Thursday, October 25, 2012

Wednesday, October 24, 2012

Beach bums

I am spending the rest of this week with my sister, brother in law, and two nephews in Amelia Islands. So far ou first day was a big success. After getting in late last night we woke up and went to breakfast. After yummy pancakes and biscuits we returned to the beach home, as Jack calls it, and prepared for a walk to the beach. The boys played in the water, built sand castles, and hunted for favorite sea shells. After a nice long afternoon at the beach we came in for lunch. After lunch showers were had. We then made the drive to downtown where we drove around for a bit before heading to our dinner destination. After dinner came some walking around downtown followed by a horse carriage ride through downtown. To end the day ice cream and other treats were had. Very fun and relaxing day. I will try to come back and add pictures later since I am currently on my phone. Hope everyone else had a nice day as well.

Tuesday, October 16, 2012

Fear

I think fear has been my biggest struggle as of late. I know that God has a plan in the mess that is my life right now. I have faith that He will see me through this and I will be able to praise Him through it all. What I battle with daily is the fear.

I am afraid of never experiencing true love again. I thought I had it. I thought I had my true love and now I don't. All of this took me by complete surprise. I don't want to go into too much detail but I didn't think that I would ever have to worry about my husband walking away from me.

I am afraid of motherhood without a father. My family is amazing and I have no doubts that they will all be there to do and be whatever they can for my sweet boy but it isn't the same. I see couples with their children and sometimes it is everything I can do to hold back the tears. I always imagined this as such an exciting time and experiencing everything for the first time with the person I love. It is scary to think about going about it without him.

I am afraid of so many things that it is overwhelming at times. Most of the time I am able to keep my mind on positive things but there are other times when it is all overwhelming and I have to keep reminding myself that God is in control. Please pray that God controls my fears by taking them. I just need to continue to give my fears over to Him.

Thursday, October 11, 2012

Moving On

Well it appears that God has called me to move on. I have prayed and done everything I think the Lord has asked of me in this situation. My husband and I have been separated for a couple months now. This is not something I wanted nor asked for. I have prayed for him each day and done my best to continue to show him love but clearly that is not going to change things. I know and fully believe in the power of prayer. I also know God gives us a choice of whether or not we follow His will and desire for our life. I cannot control what he decides to do.

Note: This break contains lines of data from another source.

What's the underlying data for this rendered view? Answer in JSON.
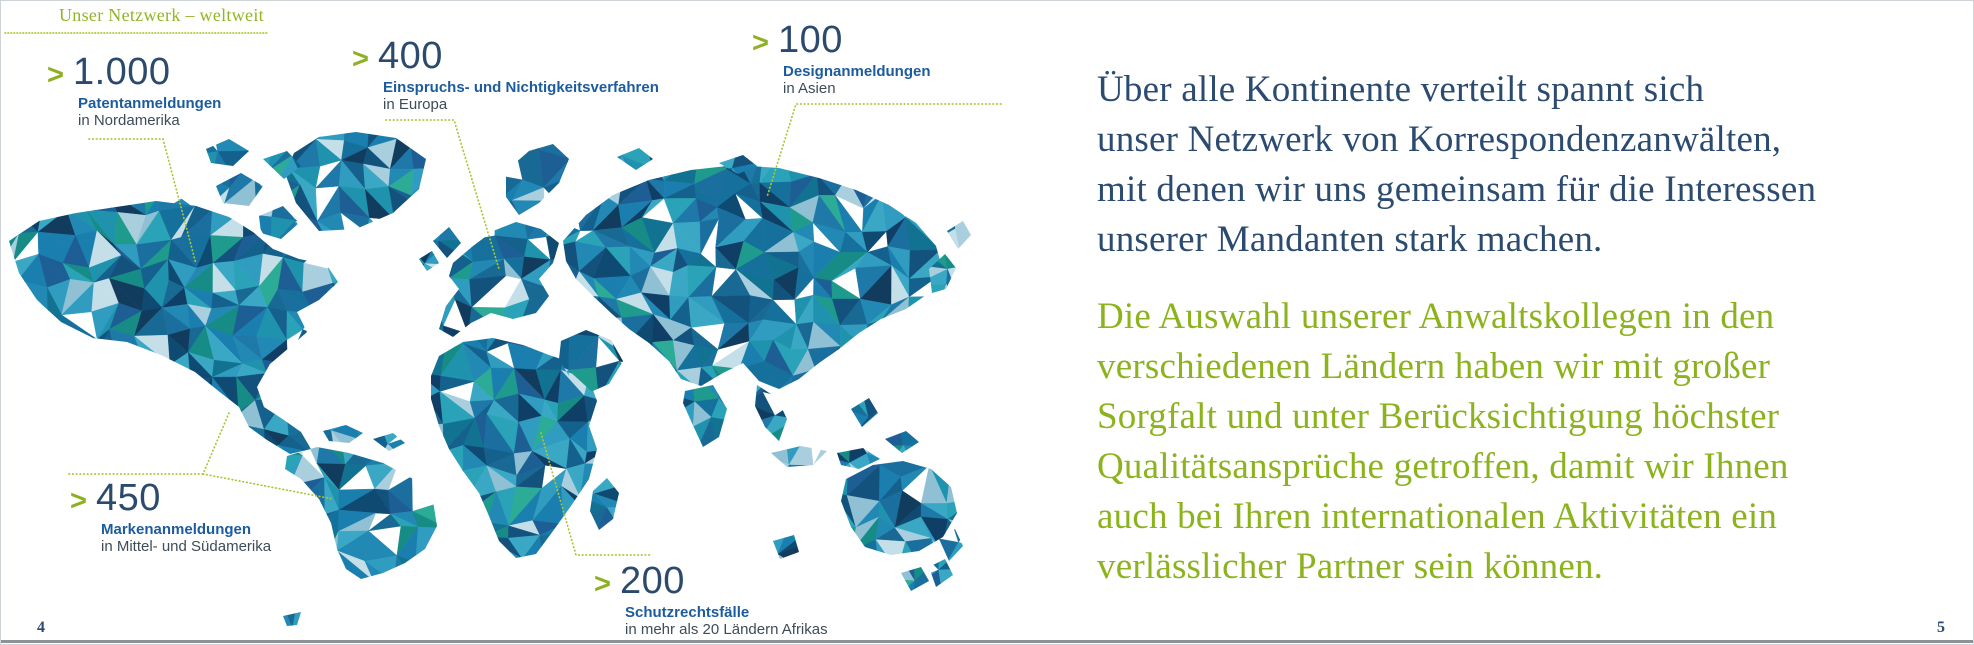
{
  "header": {
    "title": "Unser Netzwerk – weltweit"
  },
  "stats": [
    {
      "prefix": ">",
      "value": "1.000",
      "label": "Patentanmeldungen",
      "region": "in Nordamerika"
    },
    {
      "prefix": ">",
      "value": "400",
      "label": "Einspruchs- und Nichtigkeitsverfahren",
      "region": "in Europa"
    },
    {
      "prefix": ">",
      "value": "100",
      "label": "Designanmeldungen",
      "region": "in Asien"
    },
    {
      "prefix": ">",
      "value": "450",
      "label": "Markenanmeldungen",
      "region": "in Mittel- und Südamerika"
    },
    {
      "prefix": ">",
      "value": "200",
      "label": "Schutzrechtsfälle",
      "region": "in mehr als 20 Ländern Afrikas"
    }
  ],
  "body": {
    "blue_lines": [
      "Über alle Kontinente verteilt spannt sich",
      "unser Netzwerk von Korrespondenzanwälten,",
      "mit denen wir uns gemeinsam für die Interessen",
      "unserer Mandanten stark machen."
    ],
    "green_lines": [
      "Die Auswahl unserer Anwaltskollegen in den",
      "verschiedenen Ländern haben wir mit großer",
      "Sorgfalt und unter Berücksichtigung höchster",
      "Qualitätsansprüche getroffen, damit wir Ihnen",
      "auch bei Ihren internationalen Aktivitäten ein",
      "verlässlicher Partner sein können."
    ]
  },
  "footer": {
    "left_page_number": "4",
    "right_page_number": "5"
  },
  "colors": {
    "accent_green": "#94b325",
    "leader_green": "#aec437",
    "text_blue": "#2c4b70",
    "text_green": "#8cb31e",
    "label_blue": "#1c5c9e",
    "number_blue": "#2b4a6e",
    "map_blue": "#1b6f9f"
  }
}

There were brief moments when I thought that maybe healing would come of this messy situation I was placed in but I have been assured over the last few weeks that will not happen. I continued to pray and do what I thought was the right thing to do. I know that in the end of this mess God will be glorified because I have done my best to handle everything the way He would want me to handle it. That does not mean I have been ok. I have had fits of tears and anger. I am still confused as to why but I have to remind myself on a daily basis that God has a plan even when it does not seem like it. My family and true friends have been amazing. God has been faithful to give me the right message at the right time and when I was ready to hear it.

Nothing about this situation has been easy and it has tried my patience over and over again. It has pushed me to limits I never thought I could go. I appreciate all your thoughts and prayers as you have been with me on this journey. Please continue to pray for me over the next few months as you feel led. Nothing will be finalized until after the baby is born for insurance purposes. So in addition to already off kilter emotions, it will be rough. Please just pray that God gives me the strength I need and that I continue to turn to him because He is the only one who will always love me no matter what!